There was a brief, sincere period of cooperation following SARS in 2003. In order to develop shared disease response infrastructure, the U.S. and China’s Ministry of Health entered into a multi-year partnership. More or less, it worked. Then, in 2018, China decided to deny American researchers access to H7N9 avian flu samples. The unraveling started at that point. The information-sharing channels that could have had an early impact were already deteriorating by the time COVID-19 arrived.
The events that followed are now part of history: by the end of 2023, COVID-19 had killed at least 1.4 million people in China and 1.1 million in the US, with total economic costs in the US alone approaching $14 trillion. These figures are nearly unbearably high. However, pandemic cooperation did not even make the list of ten working-group areas at the Biden-Xi summit in San Francisco in November 2023, which both sides described with hardly restrained self-congratulation. That is a form of deliberate blindness.

Even though it’s difficult to defend, it’s possible to understand how it happened. Any bilateral health agreement in the US ran the risk of becoming a liability rather than a victory because COVID-19 became so politically entangled with concerns about China’s responsibility. The domestic calculus was different but just as restrictive for President Xi.

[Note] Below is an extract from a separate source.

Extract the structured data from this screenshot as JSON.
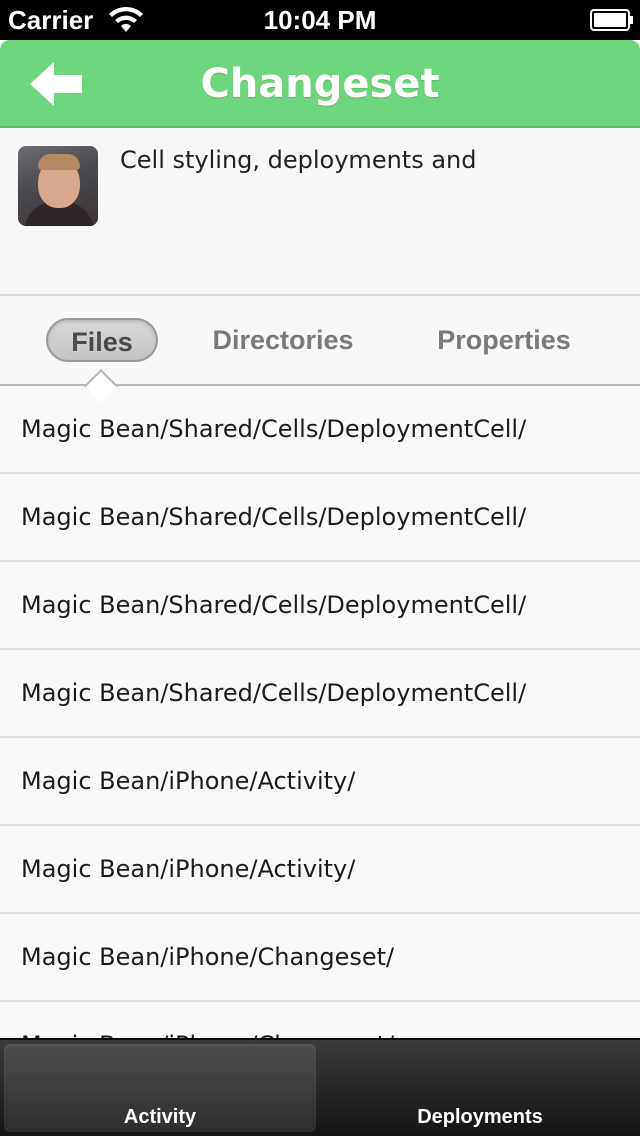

Beijing has little desire to formally revisit the issue with Washington after placing a great deal of political credibility on China’s pandemic response, which history has not been kind to. A certain level of institutional comfort with making mistakes is necessary for transparency, and in an increasingly centralized system, that comfort isn’t exactly plentiful.

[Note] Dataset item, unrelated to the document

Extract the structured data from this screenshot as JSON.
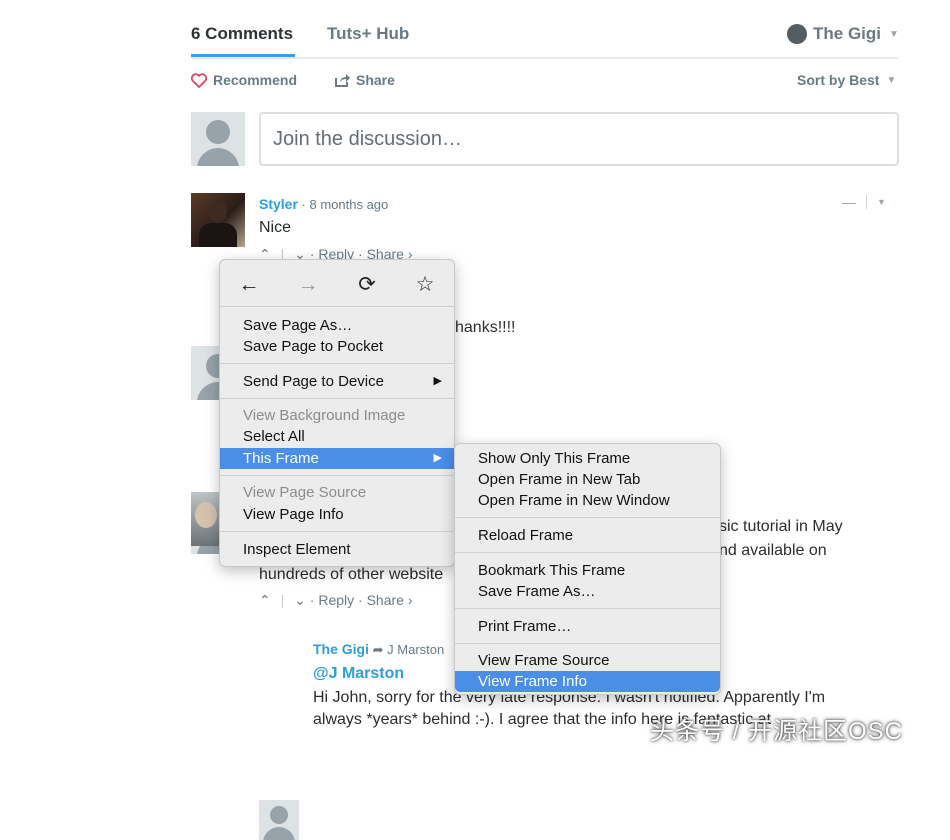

However, because the politics are inconvenient, the geopolitical math remains largely unchanged. Disease doesn’t care which lab discovered the variant or whose genome sequencer generated the data. The next major outbreak is not hypothetical, as epidemiologists and health security researchers frequently note, sometimes with barely disguised frustration. Shortly after the summit, the World Health Organization expressed concern over an increase in respiratory illnesses among children in northern China. Another significant coronavirus outbreak is very likely, according to experts. Once a pathogen is in motion, the window for proactive cooperation usually closes quickly.
Observing this unfold over the past few years, it appears that both governments are politically resistant but intellectually aware of the stakes. At one point, the U.S. Secretary of State stated unequivocally that working together is the only way to improve global health security. That is difficult to dispute. Additionally, it’s challenging to reconcile it with the real actions of the relevant institutions.
The International Science Council has identified a more general issue here: governments are passing laws prohibiting collaboration with scientists from competing countries, data sharing is slowing down, and research collaborations are breaking up as a result of geopolitical rivalry. The SIRA Act is a proposed law in the United States that would prohibit American scientists from utilizing specific foreign research platforms. It makes sense from an instinctive standpoint. In a world where the next pandemic may already be spreading in an underserved area, the ramifications are something to carefully consider.
A sort of forced humility has always been necessary for disease control, which is why it is so uncomfortable politically. The indifference of pathogens is democratic. It is not idealistic for rivals to share science. Only epidemiology is involved.